The article notes that Noda is poised to fend off challenges to his premiership in the next general elections after being reelected as head of the ruling Democratic Party on Friday.
Amid the election buzz, the commentary reminds Noda to not lose sight of the need for an immediate China-policy overhaul to ease the tension caused by his current policies.
About two weeks ago, Noda's government decided to "purchase" part of China's Diaoyu Islands despite repeated protests from Beijing.
The provocative move immediately caused a ripple effect that drove bilateral relations to a near freezing point and ignited protests across China.

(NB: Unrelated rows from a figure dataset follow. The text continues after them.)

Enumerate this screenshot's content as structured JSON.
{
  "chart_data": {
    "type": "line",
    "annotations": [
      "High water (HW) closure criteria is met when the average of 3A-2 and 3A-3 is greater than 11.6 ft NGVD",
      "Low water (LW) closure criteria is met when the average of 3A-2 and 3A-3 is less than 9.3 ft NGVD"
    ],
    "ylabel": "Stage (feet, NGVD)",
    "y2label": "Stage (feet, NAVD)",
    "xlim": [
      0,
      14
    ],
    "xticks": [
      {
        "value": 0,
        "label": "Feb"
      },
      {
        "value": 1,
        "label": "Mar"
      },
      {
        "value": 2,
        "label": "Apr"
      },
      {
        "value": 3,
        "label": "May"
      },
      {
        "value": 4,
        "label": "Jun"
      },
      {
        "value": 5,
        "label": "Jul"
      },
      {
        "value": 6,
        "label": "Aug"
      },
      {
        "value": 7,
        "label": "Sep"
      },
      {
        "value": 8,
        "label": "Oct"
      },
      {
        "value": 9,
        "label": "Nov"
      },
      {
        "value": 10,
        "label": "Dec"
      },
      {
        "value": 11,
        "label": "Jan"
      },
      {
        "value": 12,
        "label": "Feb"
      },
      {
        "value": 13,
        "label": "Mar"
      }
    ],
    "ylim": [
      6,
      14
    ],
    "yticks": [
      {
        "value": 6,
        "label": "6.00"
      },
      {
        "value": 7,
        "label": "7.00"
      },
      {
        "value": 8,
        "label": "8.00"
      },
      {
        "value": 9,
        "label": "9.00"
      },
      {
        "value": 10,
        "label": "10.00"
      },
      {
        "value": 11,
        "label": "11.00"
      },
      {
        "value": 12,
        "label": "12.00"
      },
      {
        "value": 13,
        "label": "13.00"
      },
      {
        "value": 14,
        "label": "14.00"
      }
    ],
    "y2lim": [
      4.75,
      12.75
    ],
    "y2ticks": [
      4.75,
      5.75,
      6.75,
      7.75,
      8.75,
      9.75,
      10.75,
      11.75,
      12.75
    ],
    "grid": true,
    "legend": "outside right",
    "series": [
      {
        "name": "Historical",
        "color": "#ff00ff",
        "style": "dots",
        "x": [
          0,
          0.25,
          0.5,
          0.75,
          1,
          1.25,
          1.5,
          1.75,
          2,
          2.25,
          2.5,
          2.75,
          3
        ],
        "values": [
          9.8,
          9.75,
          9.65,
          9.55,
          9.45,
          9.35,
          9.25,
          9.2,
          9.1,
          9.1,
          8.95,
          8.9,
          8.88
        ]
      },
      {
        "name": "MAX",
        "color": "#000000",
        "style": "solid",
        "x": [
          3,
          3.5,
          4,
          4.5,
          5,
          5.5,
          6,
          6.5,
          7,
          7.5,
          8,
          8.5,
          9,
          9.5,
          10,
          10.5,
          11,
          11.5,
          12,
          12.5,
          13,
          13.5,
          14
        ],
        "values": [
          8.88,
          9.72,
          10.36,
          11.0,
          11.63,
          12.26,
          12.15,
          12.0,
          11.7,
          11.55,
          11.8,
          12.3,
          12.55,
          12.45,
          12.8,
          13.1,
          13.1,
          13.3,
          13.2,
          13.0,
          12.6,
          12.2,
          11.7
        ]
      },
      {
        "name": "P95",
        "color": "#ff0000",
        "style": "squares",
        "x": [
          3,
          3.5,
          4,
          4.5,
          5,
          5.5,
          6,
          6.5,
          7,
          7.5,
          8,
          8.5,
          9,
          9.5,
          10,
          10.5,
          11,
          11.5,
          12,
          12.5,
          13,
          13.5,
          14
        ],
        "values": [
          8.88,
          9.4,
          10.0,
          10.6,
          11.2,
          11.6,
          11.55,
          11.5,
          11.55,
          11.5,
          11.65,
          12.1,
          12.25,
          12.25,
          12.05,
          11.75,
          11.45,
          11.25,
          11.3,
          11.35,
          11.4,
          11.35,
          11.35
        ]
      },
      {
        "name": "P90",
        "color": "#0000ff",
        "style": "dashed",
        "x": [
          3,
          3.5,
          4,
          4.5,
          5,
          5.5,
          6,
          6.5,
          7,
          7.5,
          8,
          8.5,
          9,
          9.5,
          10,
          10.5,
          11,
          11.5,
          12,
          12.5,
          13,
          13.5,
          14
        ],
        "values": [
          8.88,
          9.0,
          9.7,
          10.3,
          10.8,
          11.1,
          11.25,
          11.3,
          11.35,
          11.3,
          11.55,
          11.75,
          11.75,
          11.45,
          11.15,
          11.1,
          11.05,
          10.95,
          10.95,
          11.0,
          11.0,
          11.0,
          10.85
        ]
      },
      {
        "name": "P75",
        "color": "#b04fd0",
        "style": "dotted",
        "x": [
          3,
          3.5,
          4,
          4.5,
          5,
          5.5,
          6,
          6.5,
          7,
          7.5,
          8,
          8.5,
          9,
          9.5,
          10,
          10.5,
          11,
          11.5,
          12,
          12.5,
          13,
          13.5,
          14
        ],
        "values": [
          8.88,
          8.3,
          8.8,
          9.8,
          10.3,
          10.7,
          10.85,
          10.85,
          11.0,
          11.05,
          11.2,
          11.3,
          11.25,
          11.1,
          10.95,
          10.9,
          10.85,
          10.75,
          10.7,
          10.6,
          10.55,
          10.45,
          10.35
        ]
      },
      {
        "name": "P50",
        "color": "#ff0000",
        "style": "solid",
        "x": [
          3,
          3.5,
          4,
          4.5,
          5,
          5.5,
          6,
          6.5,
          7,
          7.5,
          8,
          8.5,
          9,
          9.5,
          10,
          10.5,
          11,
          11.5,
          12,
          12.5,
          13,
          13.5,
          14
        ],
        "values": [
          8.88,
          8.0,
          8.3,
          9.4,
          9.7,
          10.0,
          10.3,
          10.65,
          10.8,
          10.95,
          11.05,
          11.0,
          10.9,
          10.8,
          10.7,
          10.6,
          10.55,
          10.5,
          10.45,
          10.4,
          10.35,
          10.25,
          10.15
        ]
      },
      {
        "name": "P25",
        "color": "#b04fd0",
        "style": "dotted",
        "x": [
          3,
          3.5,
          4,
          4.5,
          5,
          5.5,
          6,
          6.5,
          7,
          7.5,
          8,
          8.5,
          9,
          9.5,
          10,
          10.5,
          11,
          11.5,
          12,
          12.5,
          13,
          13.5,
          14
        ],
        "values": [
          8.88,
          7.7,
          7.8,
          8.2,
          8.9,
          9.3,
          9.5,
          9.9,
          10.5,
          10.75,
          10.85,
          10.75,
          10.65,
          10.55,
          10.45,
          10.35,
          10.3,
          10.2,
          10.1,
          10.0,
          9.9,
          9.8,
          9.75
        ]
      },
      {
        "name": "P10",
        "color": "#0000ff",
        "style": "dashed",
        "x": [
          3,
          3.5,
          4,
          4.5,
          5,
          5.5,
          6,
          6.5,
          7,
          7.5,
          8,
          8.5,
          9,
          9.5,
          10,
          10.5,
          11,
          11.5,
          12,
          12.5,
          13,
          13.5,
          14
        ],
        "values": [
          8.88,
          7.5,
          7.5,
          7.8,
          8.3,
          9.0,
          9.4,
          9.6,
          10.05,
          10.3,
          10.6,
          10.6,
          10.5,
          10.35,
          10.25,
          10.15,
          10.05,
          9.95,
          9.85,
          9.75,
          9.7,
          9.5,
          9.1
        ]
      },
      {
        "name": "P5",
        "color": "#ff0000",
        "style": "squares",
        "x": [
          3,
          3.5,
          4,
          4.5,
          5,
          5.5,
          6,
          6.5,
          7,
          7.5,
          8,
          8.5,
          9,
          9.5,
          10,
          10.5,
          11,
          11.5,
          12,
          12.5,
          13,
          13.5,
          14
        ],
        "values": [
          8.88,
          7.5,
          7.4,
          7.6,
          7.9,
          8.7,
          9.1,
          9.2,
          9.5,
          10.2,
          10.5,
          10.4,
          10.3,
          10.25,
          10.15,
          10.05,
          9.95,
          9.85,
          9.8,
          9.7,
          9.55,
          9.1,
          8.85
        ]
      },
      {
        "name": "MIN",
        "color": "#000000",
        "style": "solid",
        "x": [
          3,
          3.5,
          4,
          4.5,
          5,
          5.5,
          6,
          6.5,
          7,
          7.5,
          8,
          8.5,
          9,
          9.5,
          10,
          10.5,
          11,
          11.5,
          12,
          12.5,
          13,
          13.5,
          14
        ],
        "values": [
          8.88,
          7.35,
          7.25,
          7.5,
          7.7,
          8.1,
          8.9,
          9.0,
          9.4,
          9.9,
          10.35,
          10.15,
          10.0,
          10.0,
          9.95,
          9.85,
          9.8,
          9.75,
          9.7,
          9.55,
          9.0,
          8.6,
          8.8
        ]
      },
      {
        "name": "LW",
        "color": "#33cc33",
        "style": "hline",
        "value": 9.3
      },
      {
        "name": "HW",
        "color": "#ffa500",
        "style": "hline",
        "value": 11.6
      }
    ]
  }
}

The Xinhua commentary says Noda showed a lack of historical perspective among other blunders, despite his claim to have handled the territorial dispute "from broad viewpoints."
The commentary points out that Noda should realize that mishandling of the issue risks devastating the hard-won healthy relationship between the world's second and third largest economies, creating a flash-point in Northeast Asia.
The commentary concludes in saying that it would be a better choice for Noda to back down from nationalist impulses and sketch out a new strategy that serves to benefit both sides in a year that marks the 40th anniversary of the normalization of bilateral ties.
China Daily: Expo Proof of Cooperation
The 9th China-ASEAN Expo kicked off in southwest China's Guangxi Zhuang Autonomous Region in the past week, during which leaders from China and ten ASEAN nations are scheduled to discuss bilateral and regional issues and forge new programs of cooperation.
An editorial in the China Daily newspaper says Chinese Vice President Xi Jinping's attendance at the expo demonstrates the great importance China attaches to its relations with the Association of Southeast Asian Nations.
The article affirmed the active role that the expo plays in serving as a platform for showcasing prospering trade ties and good neighborly relations between the two sides. Since its inauguration in 2004, the expo has boosted momentum for the smooth development of the China-ASEAN Free Trade Area, officially established in January, 2010.
It adds that the healthy growth of China-ASEAN ties contributes to the region's integration process and brings real benefits to people in the region. That explains why both sides have put a lot of effort in recent years into expanding their interactions from trade to other common concerns, such as regional security.
Given the fact that China, Laos, Myanmar and Thailand have strengthened joint patrols along the Mekong River after the brutal killing of 13 Chinese sailors, the editorial says the move is essential in combating cross-border crimes and maintaining regional security and stability.
The editorial is convinced that the successful transnational cooperation on the Mekong demonstrates that regional conflicts can be addressed and eased as long as countries in the region shore up friendship and cooperation. The same principle should be applied to the South China Sea disputes that involve China and a few ASEAN members, according to the editorial.